Monday, July 14, 2008

Hula Hips

Ben’s absence left me with a lot of time on my hands, in a town we had already explored. Out of pity for the lonely girl sailor, Chantal and Didier (from Sea Lance) took me under their wing, checking on me often, and seeking out things for me to do. So, this is how I came to attend morning water aerobics (aqua gym) with a group of French ladies in the tepid waters of Taiohae Bay. Instructions in French were accompanied by hand signals for my benefit to demonstrate what my body should be attempting to do under water. Despite all the étende et serré maneuvers, conversation was never interrupted so local gossip was forthcoming. And let’s not forget the Marquesan dance lesson Chantal roped me into. The few of us neophytes who attended tried to emulate the other dancers in a complicated pattern of missteps.
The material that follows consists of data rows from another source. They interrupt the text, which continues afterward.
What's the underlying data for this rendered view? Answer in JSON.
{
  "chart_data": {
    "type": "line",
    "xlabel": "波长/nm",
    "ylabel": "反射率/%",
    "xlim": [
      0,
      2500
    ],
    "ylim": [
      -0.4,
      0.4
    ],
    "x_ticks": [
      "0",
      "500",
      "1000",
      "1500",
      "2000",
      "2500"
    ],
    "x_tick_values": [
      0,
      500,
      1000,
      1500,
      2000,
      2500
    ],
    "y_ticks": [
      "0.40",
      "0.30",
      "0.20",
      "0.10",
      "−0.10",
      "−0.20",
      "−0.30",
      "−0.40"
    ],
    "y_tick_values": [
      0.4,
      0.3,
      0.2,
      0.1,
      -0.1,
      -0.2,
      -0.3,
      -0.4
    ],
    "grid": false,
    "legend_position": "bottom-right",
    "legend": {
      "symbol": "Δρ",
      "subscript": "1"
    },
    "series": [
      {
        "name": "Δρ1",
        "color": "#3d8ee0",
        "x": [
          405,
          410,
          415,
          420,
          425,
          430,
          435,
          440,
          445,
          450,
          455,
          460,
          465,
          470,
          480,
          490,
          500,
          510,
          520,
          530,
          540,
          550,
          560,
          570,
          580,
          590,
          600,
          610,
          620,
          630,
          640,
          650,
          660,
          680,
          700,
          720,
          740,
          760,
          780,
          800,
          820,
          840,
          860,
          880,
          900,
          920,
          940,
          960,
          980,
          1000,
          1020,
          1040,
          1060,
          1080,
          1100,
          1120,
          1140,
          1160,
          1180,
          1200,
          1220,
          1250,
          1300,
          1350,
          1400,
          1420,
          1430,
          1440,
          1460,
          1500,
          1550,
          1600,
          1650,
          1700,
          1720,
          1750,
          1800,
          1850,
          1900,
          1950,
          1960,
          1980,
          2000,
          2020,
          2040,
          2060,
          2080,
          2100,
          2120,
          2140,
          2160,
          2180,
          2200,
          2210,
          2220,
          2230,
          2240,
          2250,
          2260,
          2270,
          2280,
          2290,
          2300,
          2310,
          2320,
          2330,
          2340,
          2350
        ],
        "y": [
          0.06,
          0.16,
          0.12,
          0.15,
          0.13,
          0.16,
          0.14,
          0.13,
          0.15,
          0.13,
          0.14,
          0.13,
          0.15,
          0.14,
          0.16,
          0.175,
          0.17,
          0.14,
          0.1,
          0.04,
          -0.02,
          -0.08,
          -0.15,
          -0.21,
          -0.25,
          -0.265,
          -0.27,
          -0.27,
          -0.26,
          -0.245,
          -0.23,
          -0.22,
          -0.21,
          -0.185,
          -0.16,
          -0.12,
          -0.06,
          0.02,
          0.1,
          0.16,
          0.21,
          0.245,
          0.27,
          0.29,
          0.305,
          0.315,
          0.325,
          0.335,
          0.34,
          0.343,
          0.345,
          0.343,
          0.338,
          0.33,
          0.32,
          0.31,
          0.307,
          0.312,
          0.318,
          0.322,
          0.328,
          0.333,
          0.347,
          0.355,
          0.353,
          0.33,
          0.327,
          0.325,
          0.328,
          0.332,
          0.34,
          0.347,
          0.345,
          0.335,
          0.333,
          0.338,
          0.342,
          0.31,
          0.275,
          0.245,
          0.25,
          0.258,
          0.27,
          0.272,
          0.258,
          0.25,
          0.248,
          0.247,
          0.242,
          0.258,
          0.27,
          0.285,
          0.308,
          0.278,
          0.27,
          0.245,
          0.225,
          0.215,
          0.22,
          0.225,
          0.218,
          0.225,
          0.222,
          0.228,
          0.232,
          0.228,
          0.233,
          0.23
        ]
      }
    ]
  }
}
I figured as long as I hula’d my hips, it didn’t really matter that I was turning left instead of right, backing up instead of advancing or bumping into my neighbor. It was a wee bit embarrassing when my pareo (kind of a sarong) fell off, but I tried to make it look graceful.

Just as I was getting a bit bored of reading and cracking coconuts, the village erupted in a flurry of activity centered around la foire agricole (agricultural fair) held in Nuku Hiva every 4 years. Booths selling the handicrafts of local artisans (carvings, tapa cloth, jewelry, quilts) vied with vendors of produce, tropical fruits and plants, one tattoo artist and a variety of livestock on display (pigs, goats, horses and cattle). All week, along the beach, big logs were cleaved and carved into pirogues, the traditional Polynesian canoes, in a contest spanning 5 days. I took a daily tour of the canoes to see how they progressed and then watched as the canoes were paddled around the bay on the last day of the fair to prove they actually float. There were other contests as well: coconut cracking (several lacerations were sustained as the nut meat was removed with big knives in a hurry), a fruit-carrying race (30 kg for the men, 15 kg for the women), flower crown weaving and poe’e poe’e pounding (this is a traditional dish made of breadfruit and served in coconut milk). Everyone and their uncle was there, strolling to an accompaniment of ukuleles.

Anyway, there was plenty of entertainment to keep me occupied while Ben was away. We spent a couple more days in town after Ben returned for follow-up email access, and finally we shoved off on June 5th for the island next door, Ua Pou.